Aon sets up Marilla Re Collateralized Insurer in Bermuda
Insurance and reinsurance broker Aon has established Marilla Reinsurance Ltd. (Marilla Re), a new collateralized insurer class of company in Bermuda, which we understand is likely to support the new catastrophe reinsurance facility of the same name.
It has been widely reported that Aon set up a new global catastrophe reinsurance facility towards the end of 2020, as it sought to bring efficient capacity to its clients in time for the renewals.
Backers that have been cited in the media and our sources have confirmed are global reinsurance players Swiss Re, PartnerRe and also AIG owned Validus.
But the capital markets is also a target capacity provider for Aon’s Marilla catastrophe reinsurance facility and that might explain the reason for setting up Marilla Reinsurance Ltd. as a collateralized insurance structure in Bermuda.
When the Marilla facility was first revealed by Mark Geoghegan, Editor of The Voice of Insurance podcast, he explained that it would operate on an automatic following basis, taking up to a 5% line on global catastrophe excess-of-loss reinsurance program renewals that Aon brokered.
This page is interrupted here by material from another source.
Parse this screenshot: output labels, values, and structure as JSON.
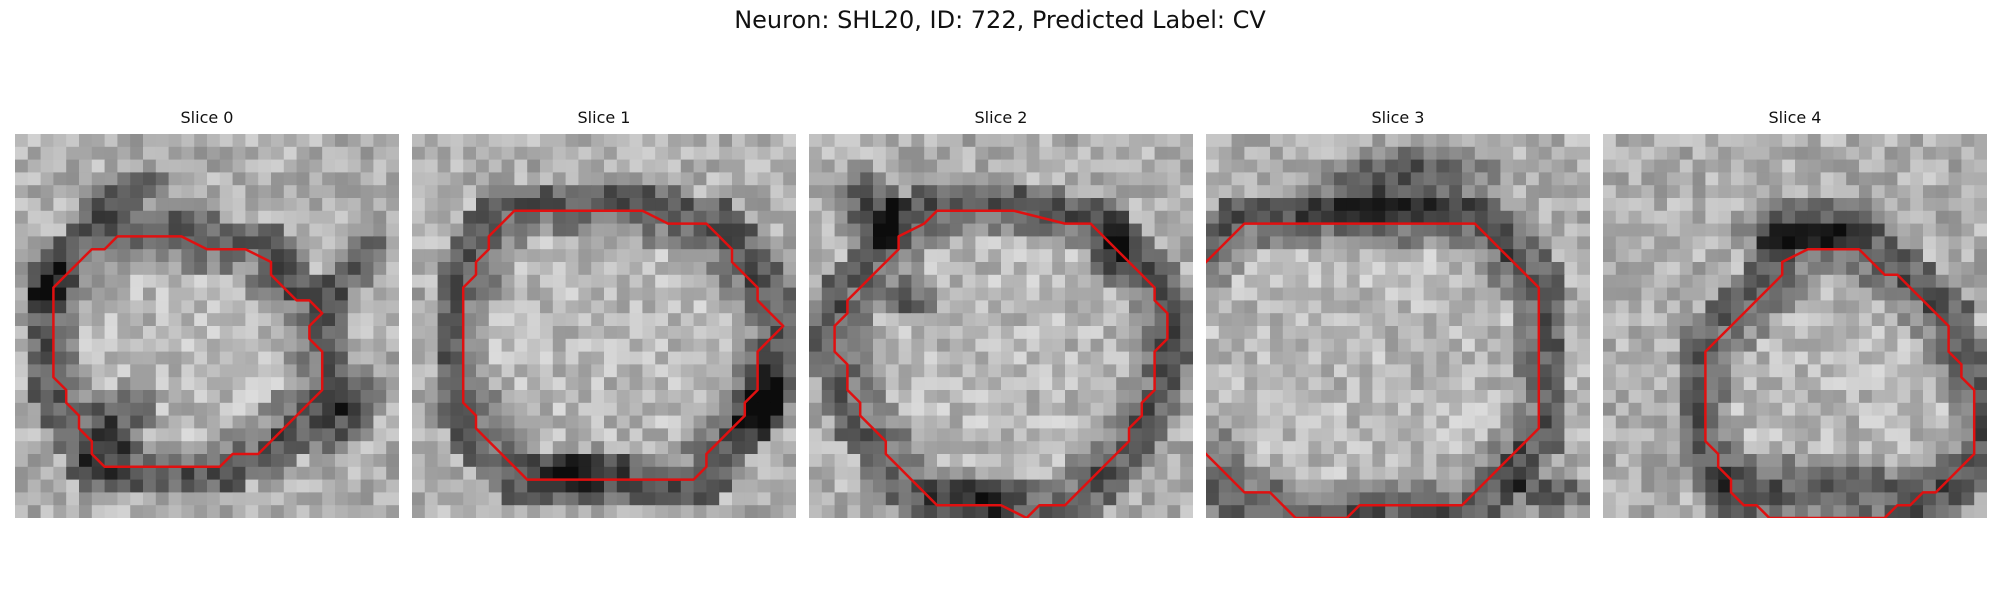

Documents since seen by ourselves explain the proposition to potential insurance-linked securities (ILS) investors and funds, with Aon’s Marilla catastrophe reinsurance facility expected to provide a global index or beta-like access to property catastrophe reinsurance market returns, across what in future is hoped to be a significant proportion of Aon’s book.
The portfolio built under Marilla is expected to be well-modelled, using AIR, covering named peril type exposures and is designed to be appealing to institutional investors, we understand.
Underneath that it will allocate capital automatically to a range of reinsurance structures, on programs where Aon clients have agreed to its participation, where Marilla will follow lead terms and allocate evenly across program tower layers.
Which is a compelling investment proposition, for ILS investors and ILS fund managers looking to gain broad access to a new source of balance-risk from across Aon’s Reinsurance Solution client-base.
It’s not clear how actively used Marilla was at the January renewals at this time, but we understand the name cropped up repeatedly as a new market option available to Aon clients.
So Marilla is just the latest example of giant broker Aon marshalling capital and capacity into renewal business, to satisfy its client-base with efficient reinsurance capital, while also booking more income as a manager of the facility.
That’s typically charged to the reinsurance capital provider participating in these facilities, in the form of a commission.
What’s a little different about Marilla is the fact that Aon targets bringing ILS capital into the mix, alongside the traditional capital from reinsurance carriers backing the facility.
Hence the establishment of Marilla Reinsurance Ltd., as a new “Collateralized Insurer” class of company in Bermuda, we presume.
The collateralized insurer class of company provides a multi-transactional structure for underwriting and transforming collateralized reinsurance, retrocession and even other forms of ILS transaction.
We assume Marilla Reinsurance Ltd. has been established by Aon to provide an underwriting vehicle for channelling third-party capital into this facility and segregating investor or funds participation within collateralized reinsurance involvement in Marilla deals.
We also understand that Aon has renamed a Bermuda investment management entity that was called Aon Hewitt (Bermuda) Ltd. in recent months, with the structure now named Marilla Investment Management Ltd.
That could be a coincidence, of course, or Marilla Investment Management could be established as the investment manager to support ILS investors and funds collateralized participation in the Marilla catastrophe reinsurance facility.
While not everyone appreciates this type of capacity facility, particularly markets that cannot access them and feel the risk is being diverted away from open placement. They undeniably have the potential to bring some efficiency to ceding companies, if their capacity is truly delivered at a lower-cost, as it could be.
Of course, Aon has relationships to manage across the industry, given its scale, meaning it can’t just flood the market with lower-cost capacity without disappointing the other markets it works with.
Meaning such initiatives have to be carefully balanced, in terms of approach and also timing, to ensure they are complementary to Aon’s client offering, beneficial for its clients, while not hurting the other reinsurance markets the broker relies on but who aren’t included.
So it’s no wonder this one will follow-form as it grows, which to the investors who might be attracted to it may serve to make it more compelling, if a spread return of the cat reinsurance market is what they’re looking for.